Quant à la dimension vocale de cette prestation, elle balaye les craintes qu’avaient pu susciter les apparitions de Patrizia Ciofi dans des répertoires inhabituels (dans Akhnaten à Marseille cet automne !) : la soprano n’est peut-être plus à son zénith, et le voile qui a toujours couvert sa voix n’a certes pas disparu, mais l’intelligence avec laquelle ses moyens actuels sont mis au service du rôle force l’admiration. La virtuosité est toujours là, même si l’on sent parfois l’effort, mais qu’importe : c’est avec des interprétations de ce calibre que l’opéra dépasse le statut de bel objet pour redevenir la source d’émotions esthétiques qu’il ne devrait jamais cesser d’être.
Difficile d’exister face à un tel monstre sacré. Pour Giovanni Meoni, l’affaire est vite réglée : la voix est superbe, le baryton nuance parfaitement « Di Provenza il mare, il suol », avec son alternance de phrases piano et forte, mais son Germont raide comme un piquet est totalement inconsistant, incapable de montrer la moindre émotion.

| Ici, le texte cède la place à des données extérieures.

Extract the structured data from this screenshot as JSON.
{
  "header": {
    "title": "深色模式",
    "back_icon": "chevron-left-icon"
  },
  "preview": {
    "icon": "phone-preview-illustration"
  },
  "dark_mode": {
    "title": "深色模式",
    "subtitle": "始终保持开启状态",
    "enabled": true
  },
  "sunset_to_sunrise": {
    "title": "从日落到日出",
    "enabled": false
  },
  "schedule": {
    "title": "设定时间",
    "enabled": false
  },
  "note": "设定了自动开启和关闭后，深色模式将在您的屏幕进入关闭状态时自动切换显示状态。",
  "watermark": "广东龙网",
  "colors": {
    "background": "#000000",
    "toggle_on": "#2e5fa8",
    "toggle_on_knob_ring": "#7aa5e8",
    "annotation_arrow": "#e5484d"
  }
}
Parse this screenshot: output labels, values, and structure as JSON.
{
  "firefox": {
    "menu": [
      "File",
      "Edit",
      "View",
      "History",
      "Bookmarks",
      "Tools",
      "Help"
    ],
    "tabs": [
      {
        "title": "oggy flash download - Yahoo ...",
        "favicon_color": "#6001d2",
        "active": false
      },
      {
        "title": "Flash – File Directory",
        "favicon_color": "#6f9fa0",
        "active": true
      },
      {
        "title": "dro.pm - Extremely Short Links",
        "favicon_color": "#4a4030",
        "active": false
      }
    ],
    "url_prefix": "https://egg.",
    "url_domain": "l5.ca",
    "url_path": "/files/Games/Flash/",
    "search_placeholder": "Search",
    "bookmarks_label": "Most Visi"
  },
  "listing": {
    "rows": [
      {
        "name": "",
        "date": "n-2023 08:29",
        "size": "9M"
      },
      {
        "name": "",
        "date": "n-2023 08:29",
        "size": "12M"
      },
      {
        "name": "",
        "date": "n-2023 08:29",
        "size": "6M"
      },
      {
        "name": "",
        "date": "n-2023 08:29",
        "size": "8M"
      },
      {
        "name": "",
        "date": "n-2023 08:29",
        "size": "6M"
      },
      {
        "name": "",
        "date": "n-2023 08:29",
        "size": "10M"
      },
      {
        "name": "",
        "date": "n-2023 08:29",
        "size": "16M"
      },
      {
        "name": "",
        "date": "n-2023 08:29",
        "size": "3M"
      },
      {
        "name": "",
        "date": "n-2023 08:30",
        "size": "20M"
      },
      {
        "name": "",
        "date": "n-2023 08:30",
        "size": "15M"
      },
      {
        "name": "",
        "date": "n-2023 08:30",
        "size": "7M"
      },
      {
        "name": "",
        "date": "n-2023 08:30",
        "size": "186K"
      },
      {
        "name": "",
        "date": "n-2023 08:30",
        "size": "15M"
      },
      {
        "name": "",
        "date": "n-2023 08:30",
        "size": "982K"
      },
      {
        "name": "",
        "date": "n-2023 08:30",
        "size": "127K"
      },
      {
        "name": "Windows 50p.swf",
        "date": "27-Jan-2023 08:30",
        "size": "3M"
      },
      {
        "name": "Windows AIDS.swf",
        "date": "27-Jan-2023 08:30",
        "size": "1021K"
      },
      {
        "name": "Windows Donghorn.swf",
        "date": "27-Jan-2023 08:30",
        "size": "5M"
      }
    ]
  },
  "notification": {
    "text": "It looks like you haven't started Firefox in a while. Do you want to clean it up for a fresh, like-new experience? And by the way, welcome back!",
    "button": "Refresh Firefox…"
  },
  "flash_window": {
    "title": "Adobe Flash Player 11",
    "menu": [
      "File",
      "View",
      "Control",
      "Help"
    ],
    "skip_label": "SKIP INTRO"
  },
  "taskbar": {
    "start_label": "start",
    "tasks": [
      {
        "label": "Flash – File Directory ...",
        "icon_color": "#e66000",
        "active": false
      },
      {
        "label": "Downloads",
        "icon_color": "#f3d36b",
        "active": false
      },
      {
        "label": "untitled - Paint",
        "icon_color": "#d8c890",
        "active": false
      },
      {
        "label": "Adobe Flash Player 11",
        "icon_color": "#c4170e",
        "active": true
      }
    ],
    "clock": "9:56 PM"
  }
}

Dmitry Korchak est autrement plus intéressant en Alfredo : si le timbre n’a pas la séduction solaire des meilleurs titulaires, le ténor a la conviction, l’énergie nécessaire aux moments d’emportement (« O mio rimorso », couronné d’un contre-ut éclatant, lui convient mieux que « Dei miei bollenti spiriti »), et des pianissimos qui font merveille dans les instants de tendresse. Autour d’eux, une solide équipe de solistes belges : Caroline de Mahieu est une plantureuse Flora, Pierre Derhet un joli Gastone qu’on voudrait plus insolent, Roger Joakim un sombre baron, Samuel Namotte un délicat marquis et Julie Bailly une Annina vibrante.
Le spectacle est aussi dans la fosse, ou plutôt derrière les solistes, puisque l’orchestre est installé sur scène : regarder Speranza Scappucci diriger est passionnant. Qu’elle manie la baguette pour transmettre ses instructions aux instrumentistes, ou qu’elle malaxe le son à mains nues, la cheffe montre une sérénité admirable, traduite par un geste ample mais précis. Même dans les tempos très rapides qu’elle adopte parfois (dès le Brindisi du premier acte, ou lors d’une scène des cartes menées à train d’enfer), jamais elle ne se laisse entraîner au-delà d’intentions calculées et pesées avec soin. Il est heureux que l’occasion lui ait enfin été donnée de présenter à Liège sa conception de Traviata qu’elle a dirigée à Vienne ou à Barcelone.